|Protest outside San Francisco Federal Reserve. Photo: Steve Rhodes. Used under Creative Commons license.|
Morgan Stanley, a major U.S. investment bank, was well aware of the problems in the sub-prime mortgage market as far back as 2005, according to documents just released in a New York court under a lawsuit brought by the China Development Industrial Bank (CDIB) from Taiwan.
Sub-prime mortgages are a name for loans made to people who have bad credit and cannot borrow money to buy houses under normal circumstances. A flood of such loans from U.S. banks that lasted till 2006 created over $1 trillion in debt, typically for poor people, whose property values crashed when the housing bubble burst in 2007.
On July 15, 2010, CIDB brought a lawsuit in New York State Supreme Court in Manhattan over a $275 million portion of a collateralized debt obligation (CDO) sold to them by Morgan Stanley which contained large quantities of mortgage-backed securities that were built on pools of such loans. “The complaint asserts claims for common law fraud, fraudulent inducement and fraudulent concealment,” wrote Morgan Stanley in a summary of the legal charges it was facing in its annual filings. The plaintiffs alleged that the bank “knew that the assets backing the CDO were of poor quality when it entered into the credit default swap with CIDB.”
The court allowed CIDB to examine Morgan Stanley’s emails which have just been made public. Jesse Eisinger of ProPublica, an investigative website, has written an excellent article explaining the scam. The documents reveal that the Wall Street bankers even cracked jokes about the quality of the loans that they packaged and resold to the Taiwanese suggesting that the CDO be called “Subprime Meltdown,” “Hitman,” “Nuclear Holocaust” and “Mike Tyson’s Punchout” or “Shitbag.” Instead they played it safe and named the financial instrument STACK 2006-1.
“Ha ha. Those hilarious investment bankers,” writes Eisinger sarcastically. “We are never going to have a full understanding of what bad behavior bankers engaged in the years leading up to the financial crisis.
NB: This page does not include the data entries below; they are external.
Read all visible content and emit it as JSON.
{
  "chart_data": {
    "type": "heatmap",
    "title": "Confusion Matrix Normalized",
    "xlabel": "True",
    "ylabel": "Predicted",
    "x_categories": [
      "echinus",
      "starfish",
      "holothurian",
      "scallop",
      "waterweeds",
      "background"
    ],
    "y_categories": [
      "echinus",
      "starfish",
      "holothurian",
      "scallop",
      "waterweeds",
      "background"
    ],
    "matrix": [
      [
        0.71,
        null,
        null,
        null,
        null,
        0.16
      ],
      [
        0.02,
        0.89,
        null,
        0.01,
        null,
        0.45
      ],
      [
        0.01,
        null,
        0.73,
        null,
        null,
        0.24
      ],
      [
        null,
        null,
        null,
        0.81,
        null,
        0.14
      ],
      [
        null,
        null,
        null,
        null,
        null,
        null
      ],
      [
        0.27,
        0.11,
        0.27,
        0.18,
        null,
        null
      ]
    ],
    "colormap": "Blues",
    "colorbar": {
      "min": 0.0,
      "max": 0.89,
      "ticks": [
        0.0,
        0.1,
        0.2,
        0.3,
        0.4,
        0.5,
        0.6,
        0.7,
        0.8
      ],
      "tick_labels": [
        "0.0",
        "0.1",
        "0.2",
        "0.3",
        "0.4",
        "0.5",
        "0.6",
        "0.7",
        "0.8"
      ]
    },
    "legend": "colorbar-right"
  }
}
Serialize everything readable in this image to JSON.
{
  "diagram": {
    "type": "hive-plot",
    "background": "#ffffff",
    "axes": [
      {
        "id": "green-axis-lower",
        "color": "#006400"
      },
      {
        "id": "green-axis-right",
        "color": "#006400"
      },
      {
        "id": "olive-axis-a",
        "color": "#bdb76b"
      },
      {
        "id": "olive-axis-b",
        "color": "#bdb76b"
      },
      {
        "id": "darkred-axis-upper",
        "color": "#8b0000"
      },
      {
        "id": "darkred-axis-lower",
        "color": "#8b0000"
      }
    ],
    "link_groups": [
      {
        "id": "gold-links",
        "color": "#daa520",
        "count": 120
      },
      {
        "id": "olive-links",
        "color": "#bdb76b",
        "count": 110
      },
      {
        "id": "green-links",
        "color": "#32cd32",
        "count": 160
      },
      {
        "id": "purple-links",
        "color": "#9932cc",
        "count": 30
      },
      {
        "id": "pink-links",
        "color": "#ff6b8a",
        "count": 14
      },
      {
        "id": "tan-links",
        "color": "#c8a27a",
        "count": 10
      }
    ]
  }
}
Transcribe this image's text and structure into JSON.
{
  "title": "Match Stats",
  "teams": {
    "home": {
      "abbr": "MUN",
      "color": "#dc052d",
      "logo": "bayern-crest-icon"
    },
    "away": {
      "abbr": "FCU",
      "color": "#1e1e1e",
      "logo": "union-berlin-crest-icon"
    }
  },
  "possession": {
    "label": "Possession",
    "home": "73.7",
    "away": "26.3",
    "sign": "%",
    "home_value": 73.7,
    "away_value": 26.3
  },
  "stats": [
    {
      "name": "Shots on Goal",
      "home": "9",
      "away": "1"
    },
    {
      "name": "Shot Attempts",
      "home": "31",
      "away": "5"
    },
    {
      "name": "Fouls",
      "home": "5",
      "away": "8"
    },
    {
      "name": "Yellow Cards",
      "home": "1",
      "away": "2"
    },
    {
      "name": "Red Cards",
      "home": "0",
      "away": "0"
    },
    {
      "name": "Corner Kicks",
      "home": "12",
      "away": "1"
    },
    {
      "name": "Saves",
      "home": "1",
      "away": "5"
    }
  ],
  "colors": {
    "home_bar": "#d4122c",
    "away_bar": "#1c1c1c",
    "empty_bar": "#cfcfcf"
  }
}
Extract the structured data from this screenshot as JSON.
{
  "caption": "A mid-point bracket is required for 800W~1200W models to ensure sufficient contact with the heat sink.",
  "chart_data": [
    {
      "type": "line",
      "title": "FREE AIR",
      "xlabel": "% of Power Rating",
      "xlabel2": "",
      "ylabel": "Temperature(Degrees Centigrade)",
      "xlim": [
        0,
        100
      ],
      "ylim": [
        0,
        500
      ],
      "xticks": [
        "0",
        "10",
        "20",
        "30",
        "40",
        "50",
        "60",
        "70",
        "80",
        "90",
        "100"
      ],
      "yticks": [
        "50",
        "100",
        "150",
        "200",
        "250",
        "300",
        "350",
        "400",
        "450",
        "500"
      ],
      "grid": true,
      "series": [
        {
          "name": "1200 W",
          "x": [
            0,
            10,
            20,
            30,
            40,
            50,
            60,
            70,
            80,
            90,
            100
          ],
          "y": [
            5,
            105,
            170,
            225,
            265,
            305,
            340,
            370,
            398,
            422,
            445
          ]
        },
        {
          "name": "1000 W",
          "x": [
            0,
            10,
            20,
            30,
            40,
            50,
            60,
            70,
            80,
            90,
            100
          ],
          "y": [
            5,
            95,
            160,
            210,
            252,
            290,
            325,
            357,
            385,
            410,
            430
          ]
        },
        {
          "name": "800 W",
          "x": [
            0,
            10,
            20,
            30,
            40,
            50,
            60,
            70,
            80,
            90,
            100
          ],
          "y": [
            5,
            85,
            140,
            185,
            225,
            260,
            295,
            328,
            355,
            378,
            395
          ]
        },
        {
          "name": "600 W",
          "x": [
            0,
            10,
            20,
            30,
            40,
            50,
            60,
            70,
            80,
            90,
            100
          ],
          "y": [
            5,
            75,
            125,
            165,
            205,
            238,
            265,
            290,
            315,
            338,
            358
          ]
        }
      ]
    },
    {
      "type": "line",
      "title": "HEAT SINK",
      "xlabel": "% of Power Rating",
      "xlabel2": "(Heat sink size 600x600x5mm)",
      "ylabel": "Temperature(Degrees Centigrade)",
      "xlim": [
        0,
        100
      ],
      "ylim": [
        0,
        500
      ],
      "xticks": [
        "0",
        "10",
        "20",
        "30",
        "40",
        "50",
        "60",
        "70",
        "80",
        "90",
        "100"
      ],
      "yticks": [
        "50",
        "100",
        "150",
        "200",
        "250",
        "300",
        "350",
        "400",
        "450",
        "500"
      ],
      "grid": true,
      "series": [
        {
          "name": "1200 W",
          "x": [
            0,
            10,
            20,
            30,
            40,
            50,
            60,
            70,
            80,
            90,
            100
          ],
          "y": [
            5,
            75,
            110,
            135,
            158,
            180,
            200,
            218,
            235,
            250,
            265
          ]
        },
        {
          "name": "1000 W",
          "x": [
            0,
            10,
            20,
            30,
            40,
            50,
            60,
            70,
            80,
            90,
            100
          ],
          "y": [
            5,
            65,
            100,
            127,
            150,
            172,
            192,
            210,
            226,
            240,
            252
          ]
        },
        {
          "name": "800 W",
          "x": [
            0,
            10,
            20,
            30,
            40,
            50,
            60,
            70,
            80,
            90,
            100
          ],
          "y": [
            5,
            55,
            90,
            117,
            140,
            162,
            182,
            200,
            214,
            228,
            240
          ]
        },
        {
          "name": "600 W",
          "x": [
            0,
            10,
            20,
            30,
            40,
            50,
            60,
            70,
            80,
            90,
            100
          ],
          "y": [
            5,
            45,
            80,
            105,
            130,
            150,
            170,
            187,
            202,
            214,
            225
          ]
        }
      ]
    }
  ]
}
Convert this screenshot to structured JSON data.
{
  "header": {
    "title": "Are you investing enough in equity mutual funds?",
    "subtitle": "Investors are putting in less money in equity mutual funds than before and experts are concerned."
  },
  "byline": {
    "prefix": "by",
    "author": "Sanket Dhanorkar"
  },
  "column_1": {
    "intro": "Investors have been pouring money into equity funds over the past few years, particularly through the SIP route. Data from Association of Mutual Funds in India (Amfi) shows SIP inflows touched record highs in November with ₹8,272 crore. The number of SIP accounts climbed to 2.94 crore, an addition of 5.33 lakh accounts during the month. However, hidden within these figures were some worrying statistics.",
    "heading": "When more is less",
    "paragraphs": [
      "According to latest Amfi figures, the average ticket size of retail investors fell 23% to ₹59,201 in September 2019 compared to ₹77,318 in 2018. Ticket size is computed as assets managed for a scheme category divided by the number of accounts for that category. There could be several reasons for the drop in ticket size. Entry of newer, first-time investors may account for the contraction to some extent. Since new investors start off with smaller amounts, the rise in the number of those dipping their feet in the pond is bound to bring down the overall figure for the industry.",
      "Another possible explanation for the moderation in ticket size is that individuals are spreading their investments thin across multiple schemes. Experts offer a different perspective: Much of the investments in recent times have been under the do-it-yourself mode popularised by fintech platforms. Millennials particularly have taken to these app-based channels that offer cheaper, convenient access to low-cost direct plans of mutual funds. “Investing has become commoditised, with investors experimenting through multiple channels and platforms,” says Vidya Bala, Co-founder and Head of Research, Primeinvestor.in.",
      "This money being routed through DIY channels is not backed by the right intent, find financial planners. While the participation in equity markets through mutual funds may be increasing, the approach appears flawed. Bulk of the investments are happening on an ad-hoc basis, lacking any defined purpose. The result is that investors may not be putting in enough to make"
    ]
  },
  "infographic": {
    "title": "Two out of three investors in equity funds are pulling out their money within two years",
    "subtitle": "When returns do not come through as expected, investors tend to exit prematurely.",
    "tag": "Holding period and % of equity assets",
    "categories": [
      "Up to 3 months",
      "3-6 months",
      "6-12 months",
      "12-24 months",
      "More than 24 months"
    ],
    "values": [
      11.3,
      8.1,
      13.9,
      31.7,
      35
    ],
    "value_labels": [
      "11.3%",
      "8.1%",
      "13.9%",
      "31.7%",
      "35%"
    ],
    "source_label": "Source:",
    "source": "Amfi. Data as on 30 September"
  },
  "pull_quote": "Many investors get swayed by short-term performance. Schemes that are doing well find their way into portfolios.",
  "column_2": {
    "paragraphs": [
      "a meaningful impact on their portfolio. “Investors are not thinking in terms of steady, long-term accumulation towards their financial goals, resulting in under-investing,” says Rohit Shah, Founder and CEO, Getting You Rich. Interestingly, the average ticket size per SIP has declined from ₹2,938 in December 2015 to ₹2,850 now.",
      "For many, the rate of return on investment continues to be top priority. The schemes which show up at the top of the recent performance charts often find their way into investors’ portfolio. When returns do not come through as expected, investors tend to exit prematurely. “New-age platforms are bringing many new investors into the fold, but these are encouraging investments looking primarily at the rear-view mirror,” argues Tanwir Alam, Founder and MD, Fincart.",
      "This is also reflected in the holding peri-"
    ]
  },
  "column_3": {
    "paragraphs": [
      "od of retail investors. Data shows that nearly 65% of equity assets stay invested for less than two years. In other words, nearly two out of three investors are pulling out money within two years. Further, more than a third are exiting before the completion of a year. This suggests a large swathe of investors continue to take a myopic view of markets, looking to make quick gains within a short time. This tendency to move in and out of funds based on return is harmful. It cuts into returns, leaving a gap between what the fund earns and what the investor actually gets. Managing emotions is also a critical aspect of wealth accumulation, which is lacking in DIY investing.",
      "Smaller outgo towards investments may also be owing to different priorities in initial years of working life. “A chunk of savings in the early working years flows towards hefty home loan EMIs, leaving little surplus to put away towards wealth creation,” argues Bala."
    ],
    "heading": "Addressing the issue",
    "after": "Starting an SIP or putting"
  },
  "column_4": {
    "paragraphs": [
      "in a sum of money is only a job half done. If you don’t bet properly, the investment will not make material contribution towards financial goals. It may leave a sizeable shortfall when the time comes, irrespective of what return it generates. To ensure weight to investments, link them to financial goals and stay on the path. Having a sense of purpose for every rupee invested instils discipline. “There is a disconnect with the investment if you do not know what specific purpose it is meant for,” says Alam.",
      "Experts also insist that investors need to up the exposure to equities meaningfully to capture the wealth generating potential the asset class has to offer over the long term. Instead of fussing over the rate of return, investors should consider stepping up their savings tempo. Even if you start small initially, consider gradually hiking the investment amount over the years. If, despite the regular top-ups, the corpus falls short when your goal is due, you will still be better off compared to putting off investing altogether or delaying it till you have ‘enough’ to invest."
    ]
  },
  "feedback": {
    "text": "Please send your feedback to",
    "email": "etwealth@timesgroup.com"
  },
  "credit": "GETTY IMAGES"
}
We are left with what scraps we can get from those private lawsuits.”
“We are pleased that the court in this case is ordering Morgan Stanley to turn over damning evidence, so that the jury will get to see what Morgan Stanley really knew about the troubled nature of its supposedly ‘higher-than-AAA’ quality product,” Jason Davis, a lawyer representing CIDB, told ProPublica. “While investors and taxpayers all over the world continue to choke on Wall Street’s toxic subprime products, to this day not a single major Wall Street executive has been held accountable for misconduct relating to those products.”
The bank has not denied the emails. “While the e-mail in question contains inappropriate language and reflects a poor attempt at humor, the Morgan Stanley employee who wrote it was responsible for documenting transactions,” the bank wrote in a statement to ProPublica. “It was not his job or within his skill set to assess the state of the market or the credit quality of the transaction being discussed.”
But even more damning is the fact that Morgan Stanley had already laid bets in the markets that such CDOs would fail. Howard Hubler, who set up an internal hedge fund named the Global Proprietary Credit Group at the bank in April 2006, where he “shorted” the sub-prime mortgage market. Hubler, however, made a costly mistake though by insuring other mortgages to pay for his bet, a tale told in Michael Lewis’s book – The Big Short, which costs Morgan Stanley $9 billion.